Pain Relief Leads to Respiratory Collapse
Admitted to hospital complaining of acute back pain, the patient at the centre of this claim (Mr A) was assessed and promptly diagnosed with a spinal abscess.
A course of antibiotics was prescribed as treatment, which significantly improved his condition. However, the pain he was suffering required effective relief and Mr A was given increasing doses of strong opiates.
Thirteen days after entering the hospital, during the early hours of the morning, Mr A underwent respiratory arrest. Initial treatment allowed him to recover, but a further episode of respiratory collapse and cardiac arrest followed. Sadly, the patient failed to recover.
Alleged Medical Negligence and Opioid Overdose
Following the death of her husband, Mr A's widow contacted our Medical Negligence Solicitors, looking to make a claim for compensation against the hospital responsible. Believing she had a strong case, David Thomas agreed to represent her.
A letter of claim was sent to the NHS trust, in which the allegations of medical negligence included:
- Poor management of Mr A's pain relief
- Inappropriate administration of large doses of opiates
- Failure to escalate Mr A to intensive care following the first respiratory collapse
- Subsequent failure to effectively monitor Mr A's condition despite the opiates remaining in his system.
It was argued that these failings caused the initial respiratory collapse, the repeat episode, the cardiac arrest and ultimately the death of Mr A.
Below the Standard of Care Reasonably Expected
In its response to the Letter of Claim, the NHS trust denied that the patient's pain relief had been poorly managed. It also denied that the administration and dosage of opiates had been inappropriate.
It did accept that the observation of Mr A following the initial respiratory arrest was below the standard of care that could be reasonable expected. It also admitted that once the collapse had occurred he should have been moved to intensive care.

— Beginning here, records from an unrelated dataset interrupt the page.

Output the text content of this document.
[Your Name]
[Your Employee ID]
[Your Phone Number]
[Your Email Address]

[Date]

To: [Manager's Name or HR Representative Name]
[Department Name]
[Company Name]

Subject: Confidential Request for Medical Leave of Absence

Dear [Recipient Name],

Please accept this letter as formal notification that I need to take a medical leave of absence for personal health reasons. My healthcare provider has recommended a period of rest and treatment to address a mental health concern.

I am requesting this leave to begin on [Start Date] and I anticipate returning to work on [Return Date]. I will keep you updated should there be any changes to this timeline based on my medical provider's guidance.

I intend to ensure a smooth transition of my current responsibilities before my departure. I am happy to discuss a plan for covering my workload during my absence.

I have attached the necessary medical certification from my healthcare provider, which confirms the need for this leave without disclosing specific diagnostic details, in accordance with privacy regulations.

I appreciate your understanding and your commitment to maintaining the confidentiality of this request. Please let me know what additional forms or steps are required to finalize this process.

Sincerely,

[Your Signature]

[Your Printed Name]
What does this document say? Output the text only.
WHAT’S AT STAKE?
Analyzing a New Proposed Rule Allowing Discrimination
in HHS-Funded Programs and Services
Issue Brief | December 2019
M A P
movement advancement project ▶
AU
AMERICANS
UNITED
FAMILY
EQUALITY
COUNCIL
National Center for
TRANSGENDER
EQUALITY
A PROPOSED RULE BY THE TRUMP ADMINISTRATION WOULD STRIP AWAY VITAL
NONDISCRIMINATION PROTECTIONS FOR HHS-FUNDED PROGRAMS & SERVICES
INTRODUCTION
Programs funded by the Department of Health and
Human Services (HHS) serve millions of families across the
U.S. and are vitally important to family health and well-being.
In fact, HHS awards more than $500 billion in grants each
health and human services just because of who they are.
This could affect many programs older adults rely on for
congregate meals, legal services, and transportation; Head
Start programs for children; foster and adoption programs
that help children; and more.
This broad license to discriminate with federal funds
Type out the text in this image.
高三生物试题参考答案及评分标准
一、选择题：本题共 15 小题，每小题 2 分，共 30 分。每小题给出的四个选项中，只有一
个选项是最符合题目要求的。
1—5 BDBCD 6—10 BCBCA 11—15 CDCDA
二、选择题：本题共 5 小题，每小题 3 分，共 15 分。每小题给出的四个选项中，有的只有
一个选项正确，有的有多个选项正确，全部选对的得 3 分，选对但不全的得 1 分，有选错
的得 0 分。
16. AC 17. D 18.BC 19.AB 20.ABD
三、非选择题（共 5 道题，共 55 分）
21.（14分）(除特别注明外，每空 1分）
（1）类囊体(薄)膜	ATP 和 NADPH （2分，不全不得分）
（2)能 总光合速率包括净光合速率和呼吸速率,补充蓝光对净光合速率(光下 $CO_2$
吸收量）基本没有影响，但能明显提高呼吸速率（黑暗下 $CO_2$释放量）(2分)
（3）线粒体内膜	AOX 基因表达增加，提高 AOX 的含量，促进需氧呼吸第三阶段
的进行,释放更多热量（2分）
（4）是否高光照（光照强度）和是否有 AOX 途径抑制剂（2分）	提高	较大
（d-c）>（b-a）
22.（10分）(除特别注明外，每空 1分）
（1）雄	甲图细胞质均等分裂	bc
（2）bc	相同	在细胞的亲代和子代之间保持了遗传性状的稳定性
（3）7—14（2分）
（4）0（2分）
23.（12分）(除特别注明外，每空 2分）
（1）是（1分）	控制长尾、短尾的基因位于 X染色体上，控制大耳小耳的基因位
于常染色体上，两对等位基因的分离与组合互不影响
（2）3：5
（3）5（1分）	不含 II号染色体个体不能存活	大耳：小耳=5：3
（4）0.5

Independent medical experts were instructed on behalf of both Mr A's widow and the hospital trust, resulting in a major difference of opinion over the final cause of death. Despite this, and with the trust's admission of a failure in care strengthening the claimant's case, negotiations continued.
"Mr A's widow contacted our Medical Negligence Lawyers in desperation following the tragic and avoidable death of her husband and we were happy to help her seek justice. After instructing our medical negligence team of experts we were able to build a compelling case." We were also able to support Mr A's widow at the Inquest hearing into her husband's death. After the initial denials, the hospital trust and their legal team eventually saw the sense in reaching a compensation settlement. Our client was happy with the outcome and felt she had achieved justice in her late husband's memory."